We've all seen really beautiful pictures. A quick glance through Time Magazine's photos of the year or National Geographic or Rolling Stone or Nylon make us very aware that there are great photographers out there. Problem is, just looking at these photos doesn't make us better photographers. I've tried to will some of their greatness into me by staring deeply into the pictures but alas, it doesn't work!
I've also done the deep diggin' into what cameras are being used, which lens the photos are taken with, the f-stop they're shot at and what kind of film is recording it all. While these are all great things to know technically they really can't help you produce better pictures any more than knowing what kind of guitar Sigur Ros uses to create such mesmerizing music. The most perfect guitar in the world couldn't make me play like them and in the same vain the best photographic equipment won't a better photographer make.
So what is it?
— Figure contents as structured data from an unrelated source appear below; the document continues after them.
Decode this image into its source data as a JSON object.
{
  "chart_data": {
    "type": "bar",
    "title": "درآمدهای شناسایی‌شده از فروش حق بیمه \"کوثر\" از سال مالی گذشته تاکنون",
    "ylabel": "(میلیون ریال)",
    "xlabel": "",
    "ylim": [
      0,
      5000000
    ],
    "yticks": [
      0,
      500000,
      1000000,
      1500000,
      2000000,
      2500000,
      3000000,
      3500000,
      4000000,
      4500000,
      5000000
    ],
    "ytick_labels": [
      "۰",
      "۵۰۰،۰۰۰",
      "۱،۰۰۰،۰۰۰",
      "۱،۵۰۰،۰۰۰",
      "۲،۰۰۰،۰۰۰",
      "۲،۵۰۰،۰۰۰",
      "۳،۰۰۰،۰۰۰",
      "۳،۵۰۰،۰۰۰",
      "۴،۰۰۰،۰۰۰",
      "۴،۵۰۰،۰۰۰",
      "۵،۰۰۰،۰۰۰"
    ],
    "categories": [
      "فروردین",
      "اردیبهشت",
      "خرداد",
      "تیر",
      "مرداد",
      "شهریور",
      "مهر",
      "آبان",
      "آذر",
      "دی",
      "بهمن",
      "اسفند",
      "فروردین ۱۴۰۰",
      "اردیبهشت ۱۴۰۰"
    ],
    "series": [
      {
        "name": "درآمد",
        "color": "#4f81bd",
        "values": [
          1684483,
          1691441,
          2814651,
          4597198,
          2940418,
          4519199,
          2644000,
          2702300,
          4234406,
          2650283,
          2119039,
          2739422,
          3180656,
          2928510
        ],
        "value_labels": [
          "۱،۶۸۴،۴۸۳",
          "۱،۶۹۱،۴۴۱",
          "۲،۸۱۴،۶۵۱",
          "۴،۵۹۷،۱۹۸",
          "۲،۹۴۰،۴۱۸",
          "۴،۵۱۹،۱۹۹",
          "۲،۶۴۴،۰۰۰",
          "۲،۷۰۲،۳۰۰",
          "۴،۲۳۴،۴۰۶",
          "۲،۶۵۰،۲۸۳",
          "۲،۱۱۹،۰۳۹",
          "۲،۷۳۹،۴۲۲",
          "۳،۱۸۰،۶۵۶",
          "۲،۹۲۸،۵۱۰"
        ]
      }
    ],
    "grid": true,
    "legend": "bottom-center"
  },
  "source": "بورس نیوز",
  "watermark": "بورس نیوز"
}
What's that super-duper-alla-kazaam of a something that makes a photo so great? Simply - it's knowing what to look for.
If you think about the following guidelines in relation to the above picture it may help you visualise what I'm talkin' 'bout. Now...without further hesitation I give you my three basic guidelines on what to look for in order to enhance your photographic eye and use that to make compelling pictures...
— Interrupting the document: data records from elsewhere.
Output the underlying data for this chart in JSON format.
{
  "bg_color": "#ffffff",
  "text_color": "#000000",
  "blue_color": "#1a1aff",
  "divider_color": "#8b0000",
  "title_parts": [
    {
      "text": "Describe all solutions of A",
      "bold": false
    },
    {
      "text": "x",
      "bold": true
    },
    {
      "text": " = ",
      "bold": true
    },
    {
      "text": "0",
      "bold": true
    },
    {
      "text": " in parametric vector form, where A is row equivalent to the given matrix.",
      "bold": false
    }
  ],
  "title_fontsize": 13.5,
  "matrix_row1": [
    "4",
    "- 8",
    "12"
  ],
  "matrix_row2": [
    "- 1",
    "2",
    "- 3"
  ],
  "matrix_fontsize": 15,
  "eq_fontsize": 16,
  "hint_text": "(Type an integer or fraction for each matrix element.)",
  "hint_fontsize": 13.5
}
1. A good photograph has a theme. It's about someone or something. It may even tell a story about that subject but the main point is that the subject is clear and unambiguous. So going into your shot you should know what you want the theme of it to be and this should be easily distinguishable to your viewers as well. To take it one step further, good photos most often represent a universal theme - one that everyone can relate to.
2. A good photograph focuses attention. Ask yourself how you can draw your viewers eye to the subject of your photo. This is often done by having one major subject of interest, one thing that really stands out. In order to have really focused attention you may have to get in closer to an object, gain eye contact with a person, compose the subject so they stand out within the frame of your viewfinder. There are many ways to do this - but thinking about the focus is half the battle. If you're aware of drawing attention to the subject, you'll likely be doing it.
3. A good photograph simplifies. In order to do this you really just need to ask yourself if you have included only that which draws attention to the subject. In other words, have you eliminated everything that is non-essential or distracting? Have you zeroed-in on the key element in the scene? This doesn't mean that you have to cut out all backgrounds, just be sure that the surroundings contribute to the story-telling aspect of your shot and that they add an element of understanding rather than draw viewers away from your subject.
There you have it folks. Now when you sell that one shot and make millions I want a cut! heh.